The “most wonderful time of the year” is often filled with stark contrasts. While glitz and opulence surround us, sorrow and despair seem to grow emboldened. Nowhere is this truer than in a big city, where poverty and privilege so closely intermingle. Minutes after I walked down Fifth Avenue, basking in the glow of the Christmas lights infinitely multiplied in the facets of glittering diamonds displayed on shop windows, I found myself peering down into a simple metal container full of school supplies. This school-in-a-box, provided by the United Nations Children’s Fund (Unicef), was on display as part of an exhibit called “Insecurities: Tracing Displacement and Shelter”. Insecurities represents one installation in the Citizens and Borders series organized by the Museum of Modern Art (MoMA) in New York City. The Citizens and Borders project aims to highlight experiences of migration, territory, and displacement. Standing in front of this school-in-a-box, I thought of our medical school, replete with its high-tech anatomy lab, treadmill desks, and air conditioning system so powerful it sometimes forces us to use blankets in our lecture halls for warmth. I thought of my comfortable bed at home, and of the night table that stands next to it, teeming with books, and of the shelf above it filled with movies.

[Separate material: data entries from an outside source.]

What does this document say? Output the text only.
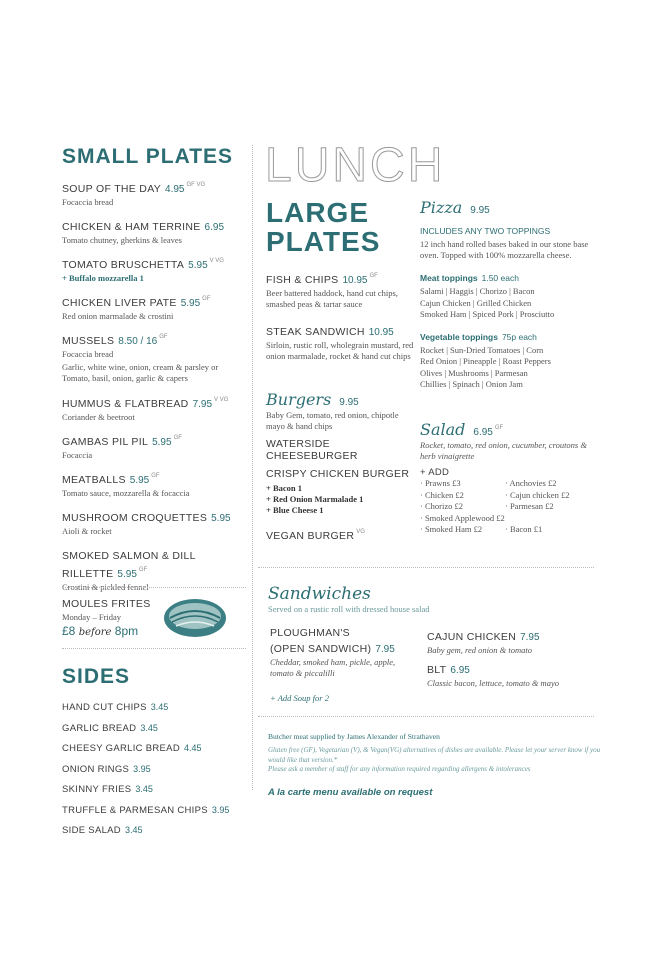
SMALL PLATES
SOUP OF THE DAY 4.95 $^{GF VG}$
Focaccia bread
CHICKEN & HAM TERRINE 6.95
Tomato chutney, gherkins & leaves
TOMATO BRUSCHETTA 5.95 $^{V VG}$
+ Buffalo mozzarella 1
CHICKEN LIVER PATE 5.95 $^{GF}$
Red onion marmalade & crostini
MUSSELS 8.50 / 16 $^{GF}$
Focaccia bread
Garlic, white wine, onion, cream & parsley or Tomato, basil, onion, garlic & capers
HUMMUS & FLATBREAD 7.95 $^{V VG}$
Coriander & beetroot
GAMBAS PIL PIL 5.95 $^{GF}$
Focaccia
MEATBALLS 5.95 $^{GF}$
Tomato sauce, mozzarella & focaccia
MUSHROOM CROQUETTES 5.95
Aioli & rocket
SMOKED SALMON & DILL RILLETTE 5.95 $^{GF}$
Crostini & pickled fennel
MOULES FRITES
Monday – Friday
£8 before 8pm
SIDES
HAND CUT CHIPS 3.45
GARLIC BREAD 3.45
CHEESY GARLIC BREAD 4.45
ONION RINGS 3.95
SKINNY FRIES 3.45
TRUFFLE & PARMESAN CHIPS 3.95
SIDE SALAD 3.45
LUNCH
LARGE
PLATES
FISH & CHIPS 10.95 $^{GF}$
Beer battered haddock, hand cut chips, smashed peas & tartar sauce
STEAK SANDWICH 10.95
Sirloin, rustic roll, wholegrain mustard, red onion marmalade, rocket & hand cut chips
Burgers 9.95
Baby Gem, tomato, red onion, chipotle mayo & hand chips
WATERSIDE CHEESEBURGER
CRISPY CHICKEN BURGER
+ Bacon 1
+ Red Onion Marmalade 1
+ Blue Cheese 1
VEGAN BURGER $^{VG}$
Pizza 9.95
INCLUDES ANY TWO TOPPINGS
12 inch hand rolled bases baked in our stone base oven. Topped with 100% mozzarella cheese.
Meat toppings 1.50 each
Salami | Haggis | Chorizo | Bacon
Cajun Chicken | Grilled Chicken
Smoked Ham | Spiced Pork | Prosciutto
Vegetable toppings 75p each
Rocket | Sun-Dried Tomatoes | Corn
Red Onion | Pineapple | Roast Peppers
Olives | Mushrooms | Parmesan
Chillies | Spinach | Onion Jam
Salad 6.95 $^{GF}$
Rocket, tomato, red onion, cucumber, croutons & herb vinaigrette
+ ADD
· Prawns £3	· Anchovies £2
· Chicken £2	· Cajun chicken £2
· Chorizo £2	· Parmesan £2
· Smoked Applewood £2
· Smoked Ham £2	· Bacon £1
Sandwiches
Served on a rustic roll with dressed house salad
PLOUGHMAN'S
(OPEN SANDWICH) 7.95
Cheddar, smoked ham, pickle, apple, tomato & piccalilli
+ Add Soup for 2
CAJUN CHICKEN 7.95
Baby gem, red onion & tomato
BLT 6.95
Classic bacon, lettuce, tomato & mayo
Butcher meat supplied by James Alexander of Strathaven
Gluten free (GF), Vegetarian (V), & Vegan(VG) alternatives of dishes are available. Please let your server know if you would like that version.*
Please ask a member of staff for any information required regarding allergens & intolerances
A la carte menu available on request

Once more, we find ourselves in the midst of the holiday season, awash with bright lights and commercial cheer. This year’s winter holidays occur on the heels of an extremely draining presidential election season that left over fifty percent of Americans feeling stressed and anxious. Already this month, I have seen patients who have related somatic complaints to the election, cooking, and spending time with their extended family To add insult to inury, the commercialism of the season which suggests we ought to see the world through the rosy hues of a colored ornament can exacerbate feelings of stress and anxiety in those who are already overwhelmed and not feeling their healthiest.. As a caregiver, I realize that it is important for us all to be especially sensitive this year to patients who may be feeling a bit less than the usual holiday cheer.
Peering down into the school-in-a-box reminded me of how grateful I am for the many privileges in my life. Some of these privileges, like a loving and supportive family, or being born in a country with free speech and democratic elections, are pure happenstance. Others I have worked hard for, like the privilege of attending medical school and caring for patients. It is important, now more than ever, that we have gratitude for our privileges in life, and help our patients extend an outlook of gratitude in their own life.
Gratitude has consistently been shown to have a positive impact on mental health. Dr. Martin E. P. Seligman, a psychologist at the University of Pennsylvania, asked study participants to write letters of gratitude to people in their lives whose important contributions had previously gone unacknowledged. He then quantified the impact of these letters on the study participants’ letter writers by providing them with a happiness score. Unsurprisingly, the mere act of writing the letter and expressing gratitude was found to boost each participant’s happiness score. As physicians, we ought to support many outlets for creative expression, from yoga to painting, as ways to contribute to our patients’ well being, but we also need to consider gratitude as its own kind of healing salve. Whether we encourage our patients to write expressions of gratitude to special people in their lives, or just to reflect on the small blessings in their everyday lives, gratitude should have a place in our roster of medical advice. We cannot and should not strive to take away the things in our patients’ lives that cause them discomfort, anxiety, and sorrow, whether they be personal events or national political outcomes. Good medicine is not about making the world a more comfortable place, but rather, making our patients more comfortable within the world.